«I don't like that.» He said.
«Perhaps I don't like it, either, but do you want to end up far unhappier than you are now? Do you want both of us to be unhappy? Which we certainly would be. There really is no way to do anything about us — it is so strange even to try to talk about us.»
«Yes'm.»
«But at least we know all about us and the fact of that we have been right and fair and good and there is nothing wrong with our knowing each other, nor did we ever intended that it should be, for both understand how impossible it is, don't we?»
«Yes, I know. But I can't help it.»
«Now we must decide what to do about it.» She said. «Now only you and I know about this. Later, other might know. I can secure a transfer from this school to another one — ?»
«No!»
«Or I can have you transferred to another school.»
«You don't have to do that.» He said.
«Why?»
«We're moving. My folks and I, we're going to live in Madison. We're leaving next week.»
«It has nothing to do with all this, has it?»
«No, no, everything's all right. It's just that my father has a new job there. It's only fifty miles away. I can see you, can't I, when I come to town?»
«Do you think that would be a good idea?»
«No, I guess not.»
They sat awhile in the silent schoolroom.
«When did all of this happen?» he said, helplessly.
«I don't know.» She said. «Nobody ever knows. They haven't known for thousands of years. And I don't think they ever will. People either like each other or don't, and sometimes two people like each other who shouldn't. I can't explain myself, and certainly you can't explain you.»
«I guess I'd better get home.» He said.
«You're not mad at me, are you?»
«Oh, gosh no, I could never be mad at you.»
«There's one more thing. I want you to remember, there are compensations in life. There always are, or we wouldn't go on living. You don't feel well, now; neither do I. But something will happen to fix that. Do you believe that?»
«I'd like to.»
«Well, it's true.»
«If only.» He said.
«What?»
«If only you'd wait for me.» He blurted.
«Ten years?»
«I'd be twenty-four then.»
«But I'd be thirty-four and another person entirely, perhaps. No, I don't think it can be done.»
«Wouldn't you like it to be done?» He cried.
«Yes.» She said quietly. «It's silly and it wouldn't work, but I would like it very much.»
He sat there a long time.
«I'll never forget you.» He said.
«It's nice for you to say that, even though it can be true, because life isn't that way. You'll forget.»

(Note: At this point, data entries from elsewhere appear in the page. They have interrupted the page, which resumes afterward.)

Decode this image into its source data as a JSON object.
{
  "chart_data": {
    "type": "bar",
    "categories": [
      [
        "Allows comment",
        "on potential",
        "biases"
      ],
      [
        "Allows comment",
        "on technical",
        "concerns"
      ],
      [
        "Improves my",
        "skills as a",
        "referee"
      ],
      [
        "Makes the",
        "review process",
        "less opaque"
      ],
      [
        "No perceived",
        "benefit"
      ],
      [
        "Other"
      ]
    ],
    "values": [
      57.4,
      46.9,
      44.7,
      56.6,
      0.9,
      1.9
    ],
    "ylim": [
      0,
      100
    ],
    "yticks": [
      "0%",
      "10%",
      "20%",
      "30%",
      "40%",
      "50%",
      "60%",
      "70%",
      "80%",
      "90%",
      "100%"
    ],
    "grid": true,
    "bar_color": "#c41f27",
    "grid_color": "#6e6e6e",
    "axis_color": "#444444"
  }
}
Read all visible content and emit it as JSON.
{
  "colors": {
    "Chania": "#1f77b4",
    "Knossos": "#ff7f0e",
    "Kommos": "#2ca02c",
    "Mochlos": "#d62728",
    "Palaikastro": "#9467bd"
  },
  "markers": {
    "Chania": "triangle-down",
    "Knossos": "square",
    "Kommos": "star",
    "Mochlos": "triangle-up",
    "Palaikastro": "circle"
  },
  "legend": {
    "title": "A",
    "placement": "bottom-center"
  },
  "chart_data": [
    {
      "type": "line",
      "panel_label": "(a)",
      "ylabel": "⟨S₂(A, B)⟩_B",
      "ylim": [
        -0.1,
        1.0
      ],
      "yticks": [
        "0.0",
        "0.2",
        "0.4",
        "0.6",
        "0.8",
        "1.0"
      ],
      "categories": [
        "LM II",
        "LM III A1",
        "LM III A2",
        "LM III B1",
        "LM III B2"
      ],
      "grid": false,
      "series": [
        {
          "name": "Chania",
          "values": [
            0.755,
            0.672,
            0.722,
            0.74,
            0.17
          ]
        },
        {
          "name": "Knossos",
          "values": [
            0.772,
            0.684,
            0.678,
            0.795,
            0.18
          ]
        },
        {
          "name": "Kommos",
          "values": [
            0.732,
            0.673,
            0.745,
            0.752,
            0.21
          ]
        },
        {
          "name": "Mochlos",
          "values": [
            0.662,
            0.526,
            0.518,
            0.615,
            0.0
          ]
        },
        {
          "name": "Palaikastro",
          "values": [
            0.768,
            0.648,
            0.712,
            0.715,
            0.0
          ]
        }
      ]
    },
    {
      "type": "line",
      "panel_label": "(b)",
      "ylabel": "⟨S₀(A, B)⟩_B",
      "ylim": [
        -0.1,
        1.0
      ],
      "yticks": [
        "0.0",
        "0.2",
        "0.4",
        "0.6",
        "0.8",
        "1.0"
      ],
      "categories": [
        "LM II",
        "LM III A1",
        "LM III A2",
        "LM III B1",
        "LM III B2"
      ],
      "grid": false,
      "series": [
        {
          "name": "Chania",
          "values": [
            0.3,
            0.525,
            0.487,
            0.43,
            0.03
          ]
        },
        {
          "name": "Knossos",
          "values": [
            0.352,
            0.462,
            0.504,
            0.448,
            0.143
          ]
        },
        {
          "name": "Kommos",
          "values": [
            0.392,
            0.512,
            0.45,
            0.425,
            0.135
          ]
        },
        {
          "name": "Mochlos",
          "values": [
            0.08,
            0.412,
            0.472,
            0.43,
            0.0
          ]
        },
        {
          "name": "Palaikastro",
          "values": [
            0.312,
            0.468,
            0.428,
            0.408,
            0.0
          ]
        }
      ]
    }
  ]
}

«I'll never forget. I'll find a way of never forgetting you.» He said.
She got up and went to erase the boards.
«I'll help you.» He said.
«No, no.» She said. «You go on now, get home, and no more tending to the boards after school. I'll assign Helen Stevens to do it.»
He left school. Looking back, outside, he saw Miss Ann Taylor, for the last time, at the board, slowly washing out chalked words, her hand moving up and down.
He moved away from the town the next week and gone for sixteen years. Though he was only fifty miles away, he never got down to Green Town again until he was almost thirty and married, and then one spring they were driving through on their way to Chicago and stopped off for a day.
Bob left his wife at the hotel and walked around town and finally asked about Miss Ann Taylor, but no-one remembered at first, and then one of them remembered.
«Oh, yes, the pretty teacher. She died in 1936, not longer after you left.»
Had she ever married? No, come to think of it, she never had.
He walked out to the cemetery in the afternoon and found her stone, which said «Ann Taylor, born 1910, died 1936.» And he thought, twenty-six years old. Why I'm three years older than you are now, Miss Taylor.
Later in the day the people in the town saw Bob Spaulding's wife strolling to meet him under the elm trees and the oak trees, and they all turned to watch her pass, for her face shifted with bright shadows as she walked; she was the fine peaches of summer in the snow of winter, and she was cool milk for cereals on a hot early- summer morning. And this was one of those rare few days in time when the climate was balanced like a maple leaf between wind that blow just right, one of those days that should have been named, everyone agreed, after Robert Spaulding's wife.